I raised my shoulders skyward. “I guess I finally got tired of letting everyone down.”

He cocked an eyebrow. “Like who?”


Everybody
.” I blurted, feeling inexplicably edgy.

“Your sister? Co-workers?” I didn’t like the suspicious way he was eyeing me.

“Yeah…all of the above.” His shrewd gaze was making me uncomfortable.

“How long ago did you say you started carving again?” The question seemed so unconnected that I just stared at him for a minute. He flipped back through his notes.

“Umm…About a month ago.” I thought back. “Yeah.”

He tilted his head and put his pen behind his ear. “And what was the first thing that you made?”

“A spice box. I made it from some scraps I had just lying around the workshop.” I explained.

“Can I see it?” He asked. “Can you bring it next time you come?”

I shook my head. “I gave it away.”

He raised his chin and put on his glasses. “Do you have any pictures? I’ve always wanted to see some of your work.”
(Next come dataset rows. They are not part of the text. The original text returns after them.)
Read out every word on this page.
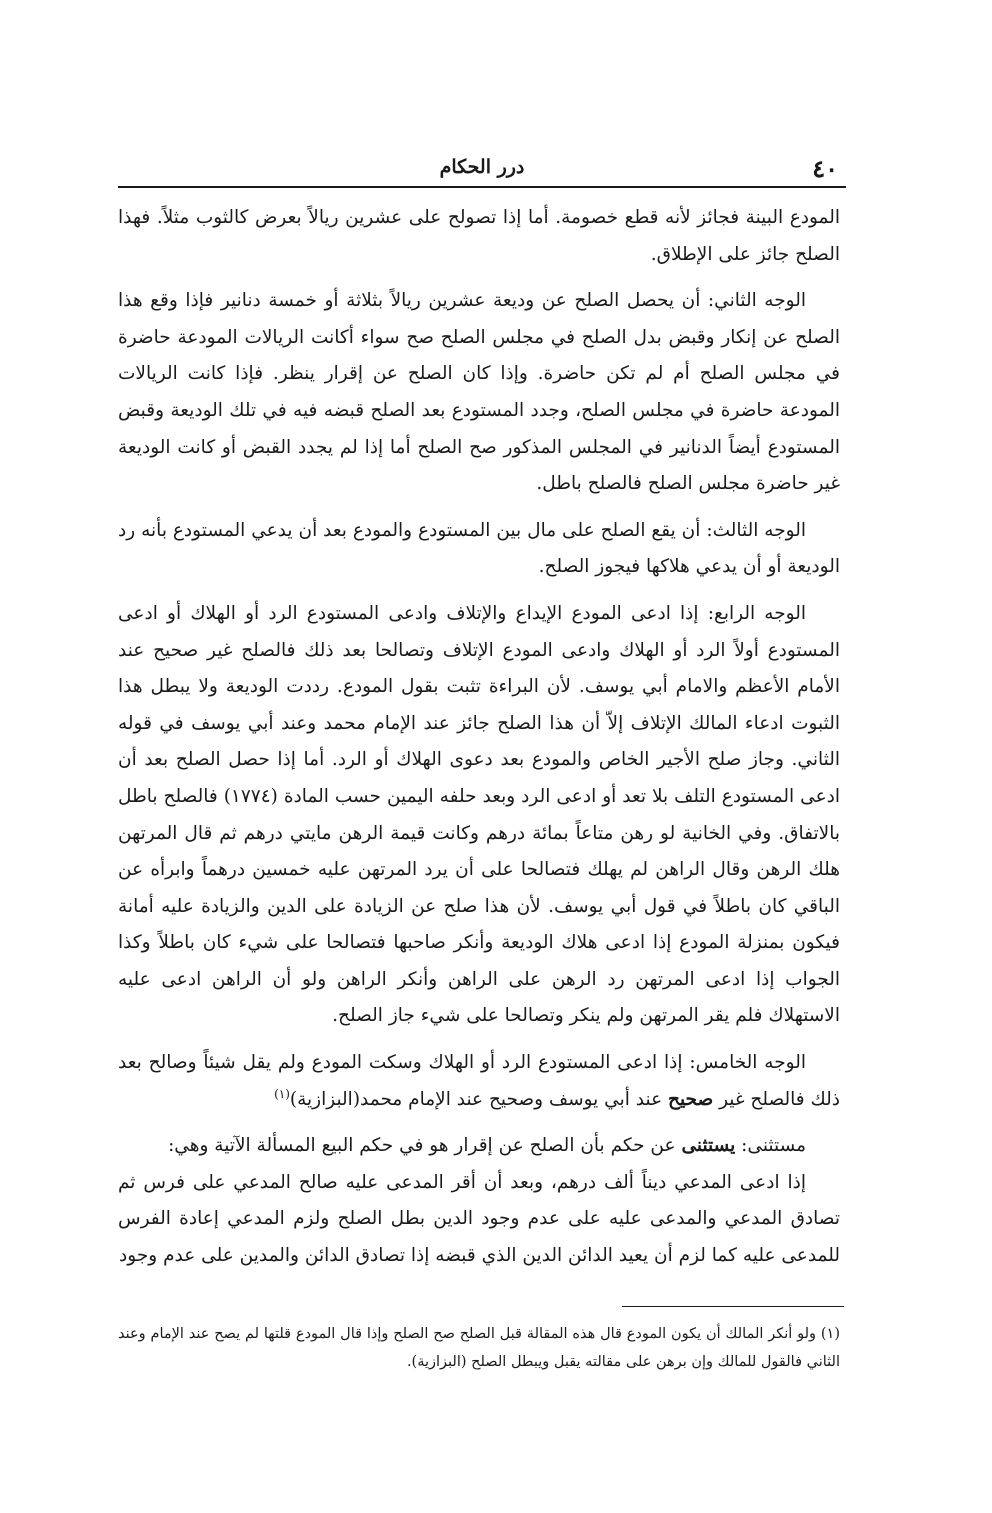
٤٠
درر الحكام

المودع البينة فجائز لأنه قطع خصومة. أما إذا تصولح على عشرين ريالاً بعرض كالثوب مثلاً. فهذا الصلح جائز على الإطلاق.

الوجه الثاني: أن يحصل الصلح عن وديعة عشرين ريالاً بثلاثة أو خمسة دنانير فإذا وقع هذا الصلح عن إنكار وقبض بدل الصلح في مجلس الصلح صح سواء أكانت الريالات المودعة حاضرة في مجلس الصلح أم لم تكن حاضرة. وإذا كان الصلح عن إقرار ينظر. فإذا كانت الريالات المودعة حاضرة في مجلس الصلح، وجدد المستودع بعد الصلح قبضه فيه في تلك الوديعة وقبض المستودع أيضاً الدنانير في المجلس المذكور صح الصلح أما إذا لم يجدد القبض أو كانت الوديعة غير حاضرة مجلس الصلح فالصلح باطل.

الوجه الثالث: أن يقع الصلح على مال بين المستودع والمودع بعد أن يدعي المستودع بأنه رد الوديعة أو أن يدعي هلاكها فيجوز الصلح.

الوجه الرابع: إذا ادعى المودع الإيداع والإتلاف وادعى المستودع الرد أو الهلاك أو ادعى المستودع أولاً الرد أو الهلاك وادعى المودع الإتلاف وتصالحا بعد ذلك فالصلح غير صحيح عند الأمام الأعظم والامام أبي يوسف. لأن البراءة تثبت بقول المودع. رددت الوديعة ولا يبطل هذا الثبوت ادعاء المالك الإتلاف إلاّ أن هذا الصلح جائز عند الإمام محمد وعند أبي يوسف في قوله الثاني. وجاز صلح الأجير الخاص والمودع بعد دعوى الهلاك أو الرد. أما إذا حصل الصلح بعد أن ادعى المستودع التلف بلا تعد أو ادعى الرد وبعد حلفه اليمين حسب المادة (١٧٧٤) فالصلح باطل بالاتفاق. وفي الخانية لو رهن متاعاً بمائة درهم وكانت قيمة الرهن مايتي درهم ثم قال المرتهن هلك الرهن وقال الراهن لم يهلك فتصالحا على أن يرد المرتهن عليه خمسين درهماً وابرأه عن الباقي كان باطلاً في قول أبي يوسف. لأن هذا صلح عن الزيادة على الدين والزيادة عليه أمانة فيكون بمنزلة المودع إذا ادعى هلاك الوديعة وأنكر صاحبها فتصالحا على شيء كان باطلاً وكذا الجواب إذا ادعى المرتهن رد الرهن على الراهن وأنكر الراهن ولو أن الراهن ادعى عليه الاستهلاك فلم يقر المرتهن ولم ينكر وتصالحا على شيء جاز الصلح.

الوجه الخامس: إذا ادعى المستودع الرد أو الهلاك وسكت المودع ولم يقل شيئاً وصالح بعد ذلك فالصلح غير صحيح عند أبي يوسف وصحيح عند الإمام محمد(البزازية)$^{(١)}$

مستثنى: يستثنى عن حكم بأن الصلح عن إقرار هو في حكم البيع المسألة الآتية وهي:

إذا ادعى المدعي ديناً ألف درهم، وبعد أن أقر المدعى عليه صالح المدعي على فرس ثم تصادق المدعي والمدعى عليه على عدم وجود الدين بطل الصلح ولزم المدعي إعادة الفرس للمدعى عليه كما لزم أن يعيد الدائن الدين الذي قبضه إذا تصادق الدائن والمدين على عدم وجود

(١) ولو أنكر المالك أن يكون المودع قال هذه المقالة قبل الصلح صح الصلح وإذا قال المودع قلتها لم يصح عند الإمام وعند الثاني فالقول للمالك وإن برهن على مقالته يقبل ويبطل الصلح (البزازية).
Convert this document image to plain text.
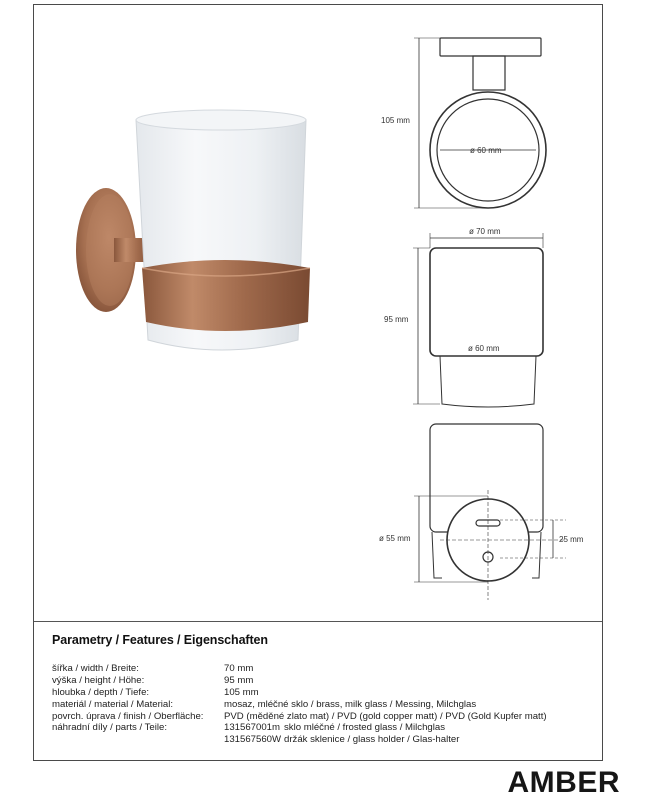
105 mm
ø 60 mm
ø 70 mm
95 mm
ø 60 mm
ø 55 mm	25 mm
Parametry / Features / Eigenschaften
šířka / width / Breite:	70 mm
výška / height / Höhe:	95 mm
hloubka / depth / Tiefe:	105 mm
materiál / material / Material:	mosaz, mléčné sklo / brass, milk glass / Messing, Milchglas
povrch. úprava / finish / Oberfläche: PVD (měděné zlato mat) / PVD (gold copper matt) / PVD (Gold Kupfer matt)
náhradní díly / parts / Teile:	131567001m sklo mléčné / frosted glass / Milchglas
131567560W držák sklenice / glass holder / Glas-halter
AMBER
I nodded and pulled out my cell phone flipping to the pictures. I slid the phone across the desk to him. He studied them in great detail, enlarging them, zooming in. My stomach sank as I realized just which picture the good doctor was obsessively focused on. My scroll work on the letters of her name was impeccable if I do say so myself. He looked at it for a full minute before handing my phone back. A knowing smile tilted the corners of his mouth as he focused on me like a laser.

Ah, shit. Here we go.

“So, Joe. Who’s Molly?”

 

 

 

 

 

MOM’S A GREAT cook. I’d never say otherwise. But, her gravy had always been bland or lumpy as hell. None of us-not even dad- had ever had the heart to tell her this. So in order to make our family holiday as pleasant as possible, I volunteered for gravy duty. By the time I arrived at ten thirty a.m. Thanksgiving morning, Mom had been up baking pies for hours. Attempting to prep for gravy and stuffing turned out to be a battle royale for counter space against her 10 cooling pies.